JAKARTA – Dua dekade lebih setelah wafatnya aktivis hak asasi manusia Munir Said Thalib, desakan masyarakat sipil agar negara menuntaskan kasus pembunuhan ini semakin menguat. Senin (08/09/2025), Komite Aksi Solidaritas untuk Munir (Kasum) bersama sejumlah organisasi akan mendatangi Komisi Nasional Hak Asasi Manusia (Komnas HAM) guna menuntut percepatan proses penyelidikan.
Sekretaris Jenderal Kasum, Bivitri Susanti, menegaskan langkah tersebut didasarkan pada ketentuan Undang-Undang Nomor 26 Tahun 2000 tentang Pengadilan HAM. Dalam aturan itu, penyelidikan pelanggaran HAM berat harus dimulai dari Komnas HAM sebelum masuk ke tahap pro justitia di Pengadilan HAM.
“Kawan-kawan, besok (hari ini) kita bisa sama-sama ke Komnas HAM untuk menuntut agar kasus ini (pembunuhan Munir) segera ditindaklanjuti oleh Komnas HAM,” ujar Bivitri saat peringatan 21 tahun kepergian Munir di Kantor YLBHI, Jakarta, Minggu (07/09/2025).
Ia menambahkan, “Kalau menurut UU 26 Tahun 2000, pemeriksaannya harus dimulai di Komnas HAM, baru kemudian masuk kepada proses pro justitia untuk Pengadilan HAM.”
Selain mendesak langkah konkret Komnas HAM, Bivitri juga menyoroti hilangnya dokumen Tim Pencari Fakta (TPF) yang dibentuk pemerintah untuk mengungkap kasus ini.

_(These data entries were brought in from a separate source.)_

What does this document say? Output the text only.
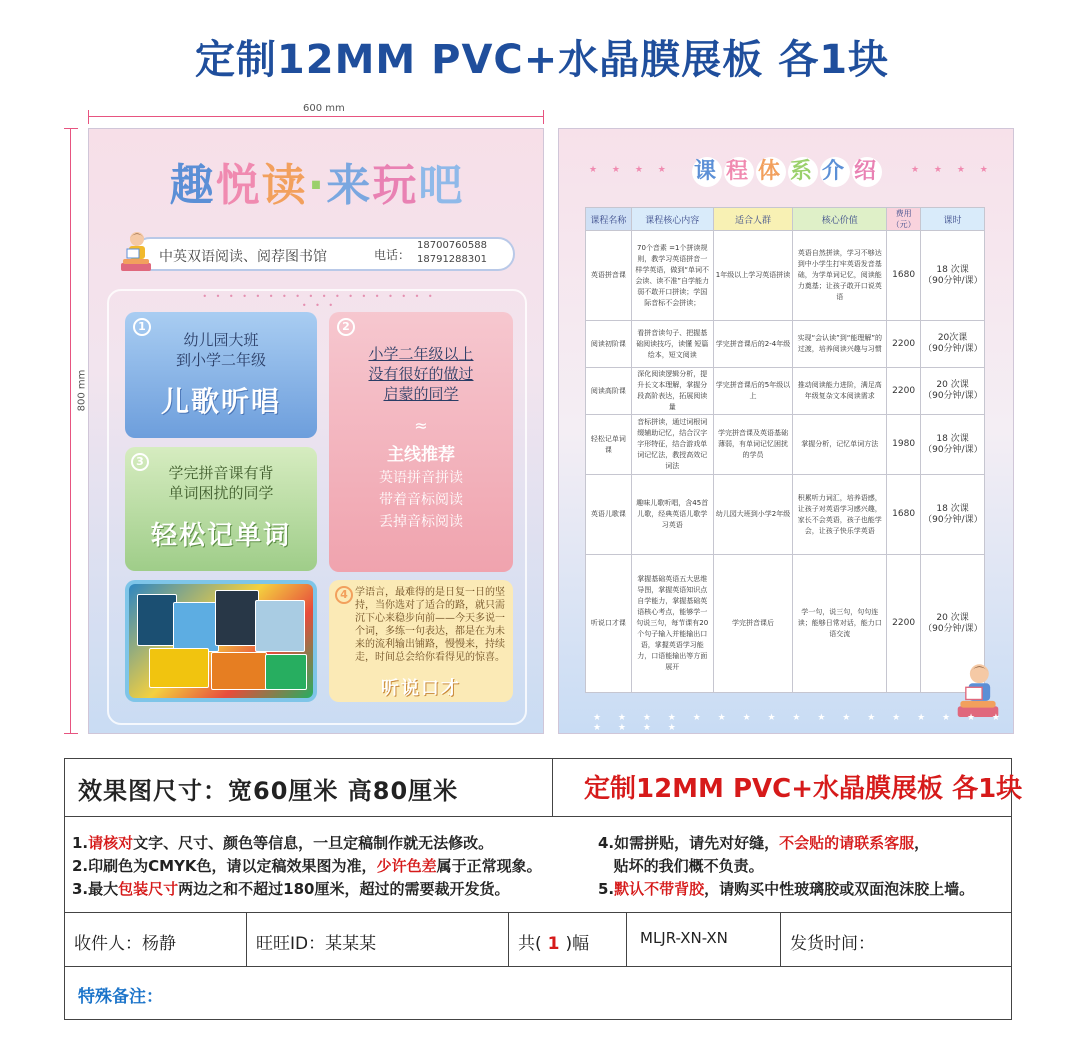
定制12MM PVC+水晶膜展板 各1块
600 mm
800 mm
趣悦读·来玩吧
中英双语阅读、阅荐图书馆	电话：
18700760588
18791288301
• • • • • • • • • • • • • • • • • • • • •
1
幼儿园大班
到小学二年级
儿歌听唱
2
小学二年级以上
没有很好的做过
启蒙的同学
≈
主线推荐
英语拼音拼读
带着音标阅读
丢掉音标阅读
3
学完拼音课有背
单词困扰的同学
轻松记单词
4 学语言，最难得的是日复一日的坚持，当你选对了适合的路，就只需沉下心来稳步向前——今天多说一个词，多练一句表达，都是在为未来的流利输出铺路，慢慢来，持续走，时间总会给你看得见的惊喜。
听说口才
★ ★ ★ ★	★ ★ ★ ★
课 程 体 系 介 绍
课程名称	课程核心内容	适合人群	核心价值	费用（元）	课时
英语拼音课	70个音素 =1个拼读规则，教学习英语拼音一样学英语，做到“单词不会读、读不准”自学能力弱不敢开口拼读；学国际音标不会拼读；	1年级以上学习英语拼读	英语自然拼读，学习不够达到中小学生打牢英语发音基础，为学单词记忆，阅读能力奠基；让孩子敢开口说英语	1680	18 次课
（90分钟/课）
阅读初阶课	看拼音读句子、把握基础阅读技巧，读懂 短篇 绘本，短文阅读	学完拼音课后的2-4年级	实现“会认读”到“能理解”的过渡，培养阅读兴趣与习惯	2200	20次课
（90分钟/课）
阅读高阶课	深化阅读逻辑分析，提升长文本理解，掌握分段高阶表达，拓展阅读量	学完拼音课后的5年级以上	推动阅读能力进阶，满足高年级复杂文本阅读需求	2200	20 次课
（90分钟/课）
轻松记单词课	音标拼读，通过词根词缀辅助记忆，结合汉字字形特征，结合游戏单词记忆法，教授高效记词法	学完拼音课及英语基础薄弱，有单词记忆困扰的学员	掌握分析，记忆单词方法	1980	18 次课
（90分钟/课）
英语儿歌课	趣味儿歌听唱，含45首儿歌，经典英语儿歌学习英语	幼儿园大班到小学2年级	积累听力词汇，培养语感，让孩子对英语学习感兴趣，家长不会英语，孩子也能学会，让孩子快乐学英语	1680	18 次课
（90分钟/课）
听说口才课	掌握基础英语五大思维导图，掌握英语知识点自学能力，掌握基础英语核心考点，能够学一句说三句，每节课有20个句子输入并能输出口语，掌握英语学习能力，口语能输出等方面展开	学完拼音课后	学一句，说三句，句句连读；能够日常对话，能力口语交流	2200	20 次课
（90分钟/课）
★ ★ ★ ★ ★ ★ ★ ★ ★ ★ ★ ★ ★ ★ ★ ★ ★ ★ ★ ★ ★
效果图尺寸：宽60厘米 高80厘米	定制12MM PVC+水晶膜展板 各1块
1.请核对文字、尺寸、颜色等信息，一旦定稿制作就无法修改。
2.印刷色为CMYK色，请以定稿效果图为准，少许色差属于正常现象。
3.最大包装尺寸两边之和不超过180厘米，超过的需要裁开发货。
4.如需拼贴，请先对好缝，不会贴的请联系客服，
贴坏的我们概不负责。
5.默认不带背胶，请购买中性玻璃胶或双面泡沫胶上墙。
收件人：杨静	旺旺ID：某某某	共( 1 )幅	MLJR-XN-XN	发货时间：
特殊备注：
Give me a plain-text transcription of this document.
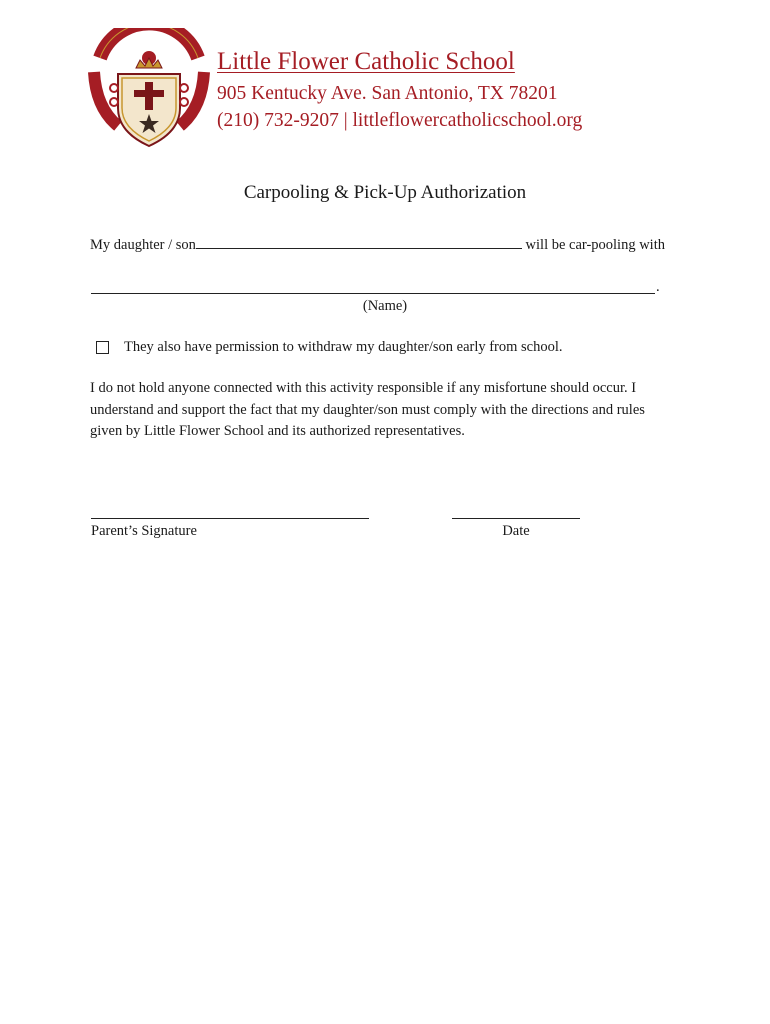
Little Flower Catholic School
905 Kentucky Ave. San Antonio, TX 78201
(210) 732-9207 | littleflowercatholicschool.org
Carpooling & Pick-Up Authorization
My daughter / son	will be car-pooling with
.
(Name)
They also have permission to withdraw my daughter/son early from school.
I do not hold anyone connected with this activity responsible if any misfortune should occur. I understand and support the fact that my daughter/son must comply with the directions and rules given by Little Flower School and its authorized representatives.
Parent’s Signature	Date
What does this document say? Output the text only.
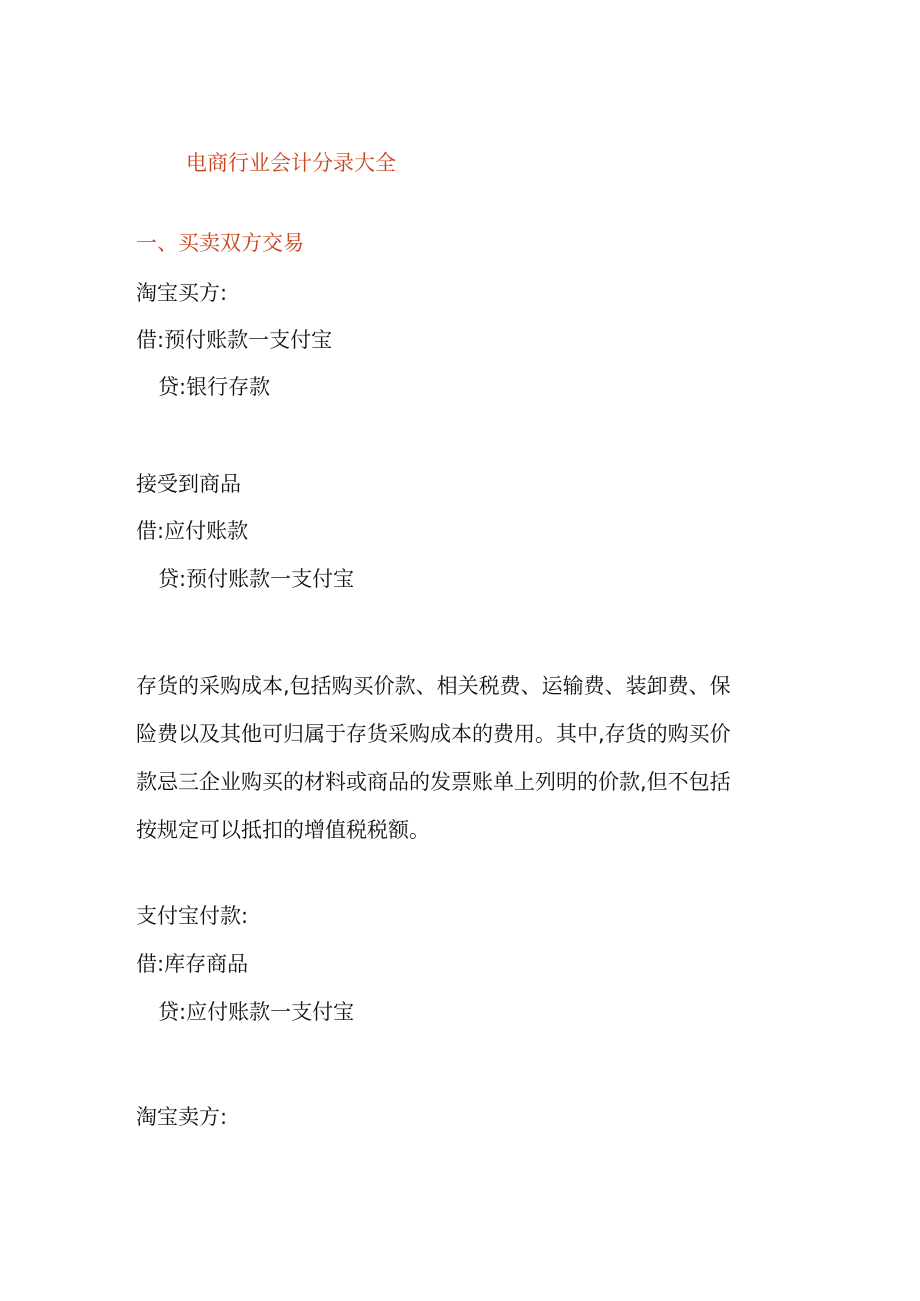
电商行业会计分录大全
一、买卖双方交易
淘宝买方:
借:预付账款一支付宝
贷:银行存款
接受到商品
借:应付账款
贷:预付账款一支付宝
存货的采购成本,包括购买价款、相关税费、运输费、装卸费、保
险费以及其他可归属于存货采购成本的费用。其中,存货的购买价
款忌三企业购买的材料或商品的发票账单上列明的价款,但不包括
按规定可以抵扣的增值税税额。
支付宝付款:
借:库存商品
贷:应付账款一支付宝
淘宝卖方:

Menurutnya, hilangnya dokumen itu merupakan bentuk kelalaian yang melibatkan lebih dari satu rezim.
“Bayangkan, dinyatakan lenyap. Padahal TPF itu bukan bentukan satu orang presiden, tapi keputusan lembaga kepresidenan. Artinya Jokowi bertanggung jawab, tidak hanya SBY,” tegasnya. “Jokowi bertanggung jawab dan sekarang Prabowo juga bertanggung jawab, karena TPF dibentuk dengan sebuah keputusan presiden.”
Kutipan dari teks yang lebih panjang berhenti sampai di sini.